そのあまり、体罰や言葉の暴力につながって、人を人と思わずに傍若無人に振る舞う傾向が強く出てしまうということだと思います。成果を出すことが目的なんだとすると、そのために手段を選ばない状態に陥ってしまうんじゃないかなと思っています。

「つまりそれはどういうことか?」でいくと、根底のところで、人に対して誠実でない状態になってしまうんじゃないかと。ここが一番問題視されているポイントなんじゃないかなと思っています。
実は大切なのにNGと捉えられがちな行動
「よくNGと捉えられがちなんだけど、実は大切な行動」というところ。最近は避けたほうがいいよねと言われてしまうような行動がいくつかあると思いますが、それはもしかしたら観点が違うのかなと思うこともあったりします。
例えばでいくと、厳しい練習ですね。適切な負荷をかけているものですら過酷とされてしまったり。あと、成長のために必要な厳しい指導・フィードバックがパワハラと捉えられてしまうとか。
あとはミスの指摘ですね。ここに関しても、改善をするための指摘が責める行為として捉えられてしまう。競争の促進というところで、健全な競争にもかかわらず、プレッシャーを与えるとして避けられてしまう。あと、高い目標設定、挑戦的な目標が無理をさせると捉えられてしまう。
このあたりがけっこう問題行動と捉えられてしまいがちなんですけど(笑)。ここの根底は、先ほどの「人を人と思わない」とか、あと「誠実さの欠如」があるんじゃないかなとすごく感じています。

なので、やはりリーダーの根底に流れるものとしては、ありきたりな言葉かもしれないですけど、人に対して誠実であることっていうのが非常に大事だなと思います。誠実というのは、偽りなく真摯に向き合うところになっていきます。
私の野球チームのメンバーの中には、いわゆる名門校とか強豪校出身のメンバーも何人かいます。そういった学校には名将と呼ばれる監督さんがいたりして、いろいろなエピソード、逸話をお持ちの方々だったりはするんですが、実際に接してみて何を感じていたかを聞いたことがあります。
「本当に厳しいけど、でもあれに耐えられたのはやはり愛情を感じたからだ」っていうふうに言うメンバーもいましたし、あとは「監督さんと話していても、人間力の話しかしない」とかですね。「卒業しても何かしらのコンタクトをずっと取ってくれる」とか「今でも教え子の試合を見に来たりする」とか。
とはいっても厳しかった時代には「もう戻りたくない」と文句も言っていたりはするんですけども(笑)。話を聞いていても、「嫌だったから」「嫌いだったから」という印象は受けないので、それってやはり監督さんたちの誠実さみたいなのを、何かしらのかたちで感じていたからなのかなと思ったりします。
リーダーに対して問題視されていること
これに近しいお話でもありますが、「リーダーの役割とは?」というところで、アメリカの政治家の方の言葉を紹介できればと思います。

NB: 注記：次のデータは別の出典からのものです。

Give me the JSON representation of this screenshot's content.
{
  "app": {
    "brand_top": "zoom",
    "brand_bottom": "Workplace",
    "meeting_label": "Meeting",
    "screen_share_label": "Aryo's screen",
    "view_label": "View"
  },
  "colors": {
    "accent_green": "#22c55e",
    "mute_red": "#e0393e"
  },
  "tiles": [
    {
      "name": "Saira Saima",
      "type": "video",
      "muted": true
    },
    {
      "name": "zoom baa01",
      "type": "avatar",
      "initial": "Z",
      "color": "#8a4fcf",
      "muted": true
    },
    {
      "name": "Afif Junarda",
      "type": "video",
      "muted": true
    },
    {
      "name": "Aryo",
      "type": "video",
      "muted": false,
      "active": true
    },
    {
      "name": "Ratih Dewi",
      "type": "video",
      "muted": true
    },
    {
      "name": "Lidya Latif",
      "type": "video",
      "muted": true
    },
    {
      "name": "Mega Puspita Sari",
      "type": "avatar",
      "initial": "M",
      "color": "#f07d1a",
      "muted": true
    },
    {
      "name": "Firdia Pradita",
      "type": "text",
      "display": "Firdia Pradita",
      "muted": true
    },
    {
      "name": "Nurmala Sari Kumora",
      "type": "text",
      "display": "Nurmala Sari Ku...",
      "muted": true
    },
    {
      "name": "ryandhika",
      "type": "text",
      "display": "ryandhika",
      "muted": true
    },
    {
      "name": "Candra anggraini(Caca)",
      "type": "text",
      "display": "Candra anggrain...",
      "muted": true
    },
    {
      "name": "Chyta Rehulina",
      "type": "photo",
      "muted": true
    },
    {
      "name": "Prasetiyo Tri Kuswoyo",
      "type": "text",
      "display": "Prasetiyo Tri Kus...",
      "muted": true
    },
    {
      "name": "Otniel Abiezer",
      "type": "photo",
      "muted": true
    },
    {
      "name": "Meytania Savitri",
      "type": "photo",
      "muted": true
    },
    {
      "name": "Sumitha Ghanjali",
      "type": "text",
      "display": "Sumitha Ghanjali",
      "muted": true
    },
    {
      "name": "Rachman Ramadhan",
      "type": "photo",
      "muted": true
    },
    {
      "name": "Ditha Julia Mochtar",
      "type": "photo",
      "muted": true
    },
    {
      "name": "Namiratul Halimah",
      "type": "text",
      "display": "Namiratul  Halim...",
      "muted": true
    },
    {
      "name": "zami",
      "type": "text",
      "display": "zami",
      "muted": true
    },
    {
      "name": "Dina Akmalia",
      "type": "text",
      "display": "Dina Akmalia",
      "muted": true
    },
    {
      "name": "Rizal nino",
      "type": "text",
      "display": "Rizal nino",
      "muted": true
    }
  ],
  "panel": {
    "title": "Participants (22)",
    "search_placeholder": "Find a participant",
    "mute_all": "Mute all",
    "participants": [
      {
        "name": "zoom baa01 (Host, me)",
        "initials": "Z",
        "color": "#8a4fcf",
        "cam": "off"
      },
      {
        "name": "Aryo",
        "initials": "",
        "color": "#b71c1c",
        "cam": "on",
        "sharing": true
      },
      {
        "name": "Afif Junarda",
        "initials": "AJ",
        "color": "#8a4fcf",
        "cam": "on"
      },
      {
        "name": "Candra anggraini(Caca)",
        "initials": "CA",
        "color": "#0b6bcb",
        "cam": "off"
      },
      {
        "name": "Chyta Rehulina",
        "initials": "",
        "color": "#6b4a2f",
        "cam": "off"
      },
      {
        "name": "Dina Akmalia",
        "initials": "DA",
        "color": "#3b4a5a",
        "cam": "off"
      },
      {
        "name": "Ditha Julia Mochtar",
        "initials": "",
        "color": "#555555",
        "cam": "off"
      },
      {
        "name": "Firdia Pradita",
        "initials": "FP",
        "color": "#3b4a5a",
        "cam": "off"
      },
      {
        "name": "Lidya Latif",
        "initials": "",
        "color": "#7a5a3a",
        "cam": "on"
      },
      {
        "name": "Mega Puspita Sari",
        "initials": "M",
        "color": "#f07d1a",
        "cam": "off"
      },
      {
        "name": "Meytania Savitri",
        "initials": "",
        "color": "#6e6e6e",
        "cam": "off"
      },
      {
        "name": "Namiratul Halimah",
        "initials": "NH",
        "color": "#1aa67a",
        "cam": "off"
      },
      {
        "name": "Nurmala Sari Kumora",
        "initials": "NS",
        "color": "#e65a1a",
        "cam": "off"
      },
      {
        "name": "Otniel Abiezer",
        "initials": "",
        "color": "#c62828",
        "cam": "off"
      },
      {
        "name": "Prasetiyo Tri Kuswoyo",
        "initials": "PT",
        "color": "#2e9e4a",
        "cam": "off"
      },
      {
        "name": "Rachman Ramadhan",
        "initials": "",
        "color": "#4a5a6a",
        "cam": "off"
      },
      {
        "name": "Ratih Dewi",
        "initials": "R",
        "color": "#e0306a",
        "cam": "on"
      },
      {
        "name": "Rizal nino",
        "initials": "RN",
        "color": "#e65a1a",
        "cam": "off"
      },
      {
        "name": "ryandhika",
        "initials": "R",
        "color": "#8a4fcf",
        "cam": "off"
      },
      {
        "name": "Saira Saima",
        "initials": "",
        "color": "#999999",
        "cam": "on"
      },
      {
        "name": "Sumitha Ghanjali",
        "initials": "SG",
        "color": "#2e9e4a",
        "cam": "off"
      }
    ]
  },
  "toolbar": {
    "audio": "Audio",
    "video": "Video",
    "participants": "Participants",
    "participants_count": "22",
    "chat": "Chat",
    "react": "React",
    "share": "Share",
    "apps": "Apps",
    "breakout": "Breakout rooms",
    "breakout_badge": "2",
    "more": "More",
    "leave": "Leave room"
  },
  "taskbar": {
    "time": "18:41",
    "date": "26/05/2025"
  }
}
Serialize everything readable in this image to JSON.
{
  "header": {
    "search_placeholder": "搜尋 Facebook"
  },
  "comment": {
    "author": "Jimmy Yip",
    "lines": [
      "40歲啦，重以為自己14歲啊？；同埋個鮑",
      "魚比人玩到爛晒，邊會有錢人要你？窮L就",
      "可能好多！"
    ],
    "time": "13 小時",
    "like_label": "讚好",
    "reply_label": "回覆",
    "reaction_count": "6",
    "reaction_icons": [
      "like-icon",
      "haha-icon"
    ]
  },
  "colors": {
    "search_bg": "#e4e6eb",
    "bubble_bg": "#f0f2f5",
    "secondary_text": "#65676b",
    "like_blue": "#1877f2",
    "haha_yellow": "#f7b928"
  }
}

「あなたの役割は、すべてが完璧に、あるいはあなたの望みどおりに遂行されるようにすることではない。鼓舞し、導くことである」「愚かなリーダーが自分の限界を組織の限界にする一方で、卓越したリーダーは、組織が持つ可能性を無限に押し広げて勝者となる」と。
昭和型とか旧来型と最近では表現されますが、そういったリーダーで問題視されているのは、自分というものを軸として、望みどおりに動かしている点なのかなと思っています。
リーダーの根底に流れるもの
あらためて「リーダーの根底に流れるものとは?」でいくと、目的、成果を出すためには、やはりしっかり手段を選ぶのが大事なのかなと思います。
コンテクスト・リーダーシップのところでもお伝えした、状況の変化に応じてリーダーシップスタイルを変えることも、目的のためにしっかり手段を選んでいることの1つかな。手段の選び方がポイントになってくるんじゃないかと考えています。